Jetzt gerade stirbt wahrscheinlich ein Jugendlicher an einem Selbstmord. Sie fragen sich warum und es gibt natürlich viele Möglichkeiten an
Auslösern, doch ich habe mich mit einigen häufigen Gründen für Suizide, Depressionen und Identitätsprobleme befasst, nämlich dem Mobbing, den Unterhaltungen (Chats) und Selbstdarstellung im Internet.

Dass Instagram, Snapchat, WhatsApp etc. Plattformen sind, in denen das Cybermobbing Gang und Gebe ist, wissen mittlerweile die Meisten. Doch
dass gerade Jugendliche nach Likes, Kommentaren, Markierungen und anderen Aufmerksamkeit bringenden Angaben süchtig sind, wissen die meisten nicht. Ob man es wahr haben will oder nicht, für viele Jugendliche ist es unglaublich wichtig, wie viele Likes das Bild bekommt, welches sie eben auf Instagram hochgeladen haben. Doch warum?
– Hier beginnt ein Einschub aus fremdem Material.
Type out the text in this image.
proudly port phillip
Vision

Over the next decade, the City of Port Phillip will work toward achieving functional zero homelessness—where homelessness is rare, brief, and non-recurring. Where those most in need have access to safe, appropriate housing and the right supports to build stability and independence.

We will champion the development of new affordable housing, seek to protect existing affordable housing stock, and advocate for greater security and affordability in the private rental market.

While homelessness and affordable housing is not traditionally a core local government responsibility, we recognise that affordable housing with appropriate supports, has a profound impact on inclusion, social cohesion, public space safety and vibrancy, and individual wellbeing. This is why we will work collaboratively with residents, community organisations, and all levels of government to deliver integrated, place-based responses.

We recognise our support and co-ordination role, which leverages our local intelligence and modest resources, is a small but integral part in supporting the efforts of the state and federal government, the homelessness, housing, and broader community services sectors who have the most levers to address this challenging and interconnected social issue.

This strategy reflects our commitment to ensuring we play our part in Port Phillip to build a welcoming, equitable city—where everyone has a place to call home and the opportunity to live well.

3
Die Sozial Media Seiten sind für fast jeden Schüler ab ca. 12 Jahren kaum noch wegzudenken. Die Abhängigkeit ist auch nicht das Problem,
sondern die Gier, sich als perfekt auszugeben oder immer bekannter zu werden. Gerade in der Pubertät wissen viele nicht wer sie sind, was für einen Charakter sie haben, was sie eigentlich erreichen wollen etc.. Diese Identitätsprobleme haben teilweise drastische Folgen, die einen werden drogenabhängig oder beispielweise magersüchtig, die anderen begehen vielleicht Selbstmord. Wir kennen es von Prominenten, wie z.B. Sawyer Sweeten, der Schauspieler von ,,alle lieben Raymond“ nahm sich April diese Jahres mit 19 Jahren das Leben nahm, die dem Druck nicht mehr standhalten können, so schlimm muss es nicht kommen, es reichen auch Einbrüche im Leben, als Folgen wie bei Miley Cyrus, Justin Bieber oder Charlie Sheen, die immer wieder starke Abstürze in ihrem Leben haben. Doch wenn man mal nachguckt, geht es vielen Leuten in unserem Umfeld ebenso. An vielen Beispielen in den letzten Jahren konnte man sehen, wie stark das Cybermobbing zu genommen hat. Facebook wurde früher sehr oft mit Selbstmorden durch Mobbing in Verbindung gebracht, heute sind es hauptsächlich Instagram, Ask.fm und WhatsApp, weil diese Plattformen mittlerweile die sind, auf denen sich die Mitschüler oder andere Bekannte befinden.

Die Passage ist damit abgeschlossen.